很多代码都基于 SimJeg 在 Kaggle 考试竞赛中的出色工作。向 SimJeg 致敬：

GitHub账号@SimJeg，Kaggle上的代码，相关讨论。

常问问题

1. 元数据不完整缓冲区

safetensors_rust.SafetensorError：反序列化标头时出错：MetadataIncompleteBuffer

如果遇到此错误，最可能的原因是磁盘空间不足。分割模型的过程非常消耗磁盘。看到这个。您可能需要扩展磁盘空间、清除 Huggingface .cache 并重新运行。

2. ValueError: max() arg 是一个空序列

您很可能正在使用 Llama2 类加载 QWen 或 ChatGLM 模型。
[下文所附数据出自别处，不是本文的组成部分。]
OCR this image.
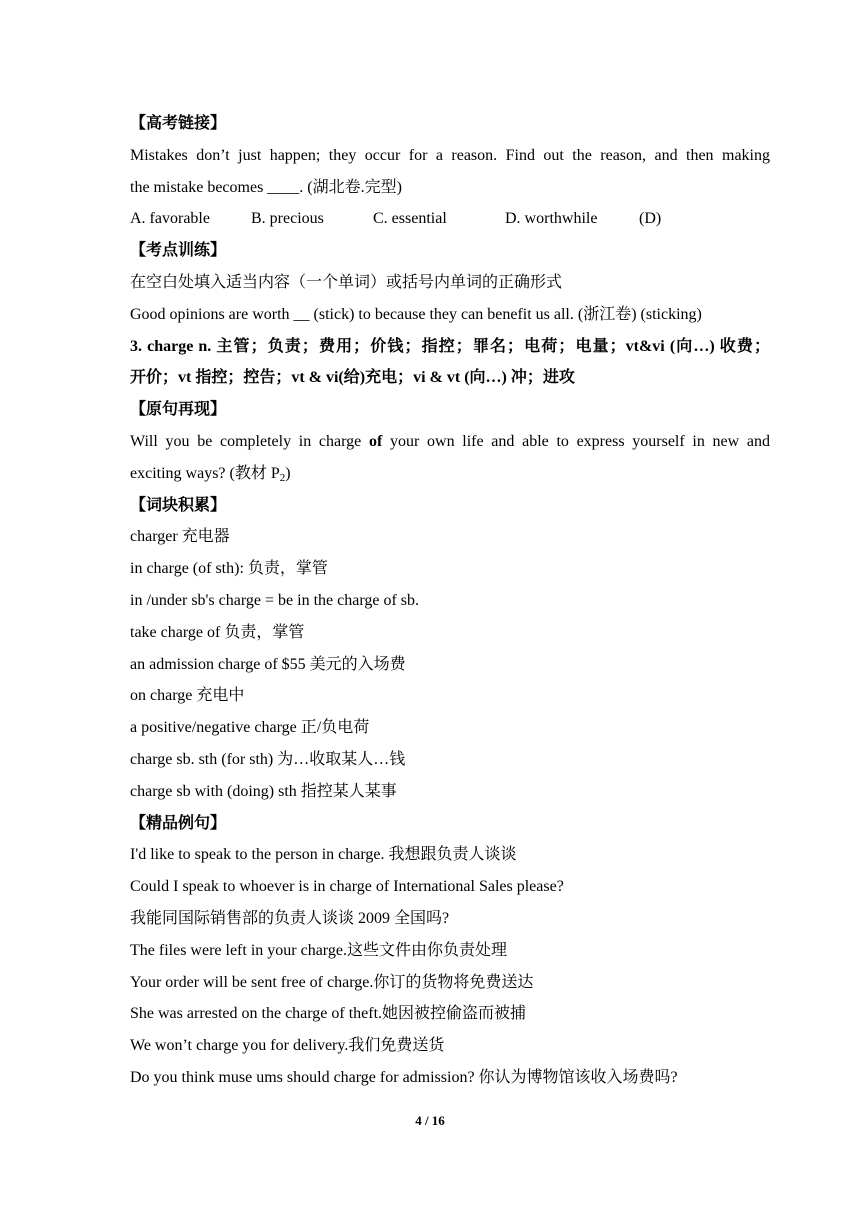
【高考链接】
Mistakes don’t just happen; they occur for a reason. Find out the reason, and then making
the mistake becomes ____. (湖北卷.完型)
A. favorable	B. precious	C. essential	D. worthwhile	(D)
【考点训练】
在空白处填入适当内容（一个单词）或括号内单词的正确形式
Good opinions are worth __ (stick) to because they can benefit us all. (浙江卷) (sticking)
3. charge n. 主管；负责；费用；价钱；指控；罪名；电荷；电量；vt&vi (向…) 收费；
开价；vt 指控；控告；vt & vi(给)充电；vi & vt (向…) 冲；进攻
【原句再现】
Will you be completely in charge of your own life and able to express yourself in new and
exciting ways? (教材 $P_2$)
【词块积累】
charger 充电器
in charge (of sth): 负责，掌管
in /under sb's charge = be in the charge of sb.
take charge of 负责，掌管
an admission charge of $55 美元的入场费
on charge 充电中
a positive/negative charge 正/负电荷
charge sb. sth (for sth) 为…收取某人…钱
charge sb with (doing) sth 指控某人某事
【精品例句】
I'd like to speak to the person in charge. 我想跟负责人谈谈
Could I speak to whoever is in charge of International Sales please?
我能同国际销售部的负责人谈谈 2009 全国吗?
The files were left in your charge.这些文件由你负责处理
Your order will be sent free of charge.你订的货物将免费送达
She was arrested on the charge of theft.她因被控偷盗而被捕
We won’t charge you for delivery.我们免费送货
Do you think muse ums should charge for admission? 你认为博物馆该收入场费吗?
4 / 16
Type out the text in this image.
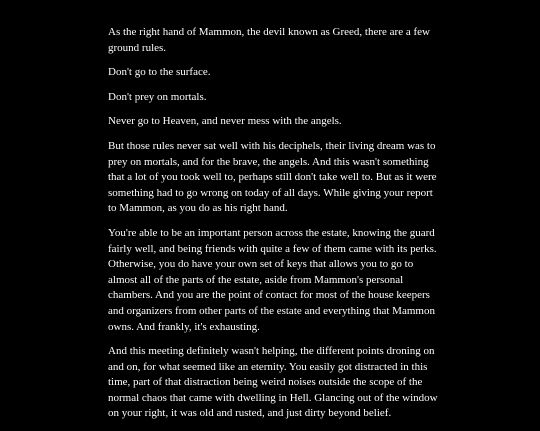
As the right hand of Mammon, the devil known as Greed, there are a few ground rules.

Don't go to the surface.

Don't prey on mortals.

Never go to Heaven, and never mess with the angels.

But those rules never sat well with his deciphels, their living dream was to prey on mortals, and for the brave, the angels. And this wasn't something that a lot of you took well to, perhaps still don't take well to. But as it were something had to go wrong on today of all days. While giving your report to Mammon, as you do as his right hand.

You're able to be an important person across the estate, knowing the guard fairly well, and being friends with quite a few of them came with its perks. Otherwise, you do have your own set of keys that allows you to go to almost all of the parts of the estate, aside from Mammon's personal chambers. And you are the point of contact for most of the house keepers and organizers from other parts of the estate and everything that Mammon owns. And frankly, it's exhausting.

And this meeting definitely wasn't helping, the different points droning on and on, for what seemed like an eternity. You easily got distracted in this time, part of that distraction being weird noises outside the scope of the normal chaos that came with dwelling in Hell. Glancing out of the window on your right, it was old and rusted, and just dirty beyond belief.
请尝试以下操作：

对于 QWen 模型：

 from airllm import AutoModel #<----- instead of AirLLMLlama2
AutoModel . from_pretrained (...)

对于 ChatGLM 模型：

 from airllm import AutoModel #<----- instead of AirLLMLlama2
AutoModel . from_pretrained (...)

3. 401 客户端错误....Repo 模型...已关闭。

有些模型是门控模型，需要 Huggingface api 令牌。您可以提供 hf_token：

 model = AutoModel . from_pretrained ( "meta-llama/Llama-2-7b-hf" , #hf_token='HF_API_TOKEN')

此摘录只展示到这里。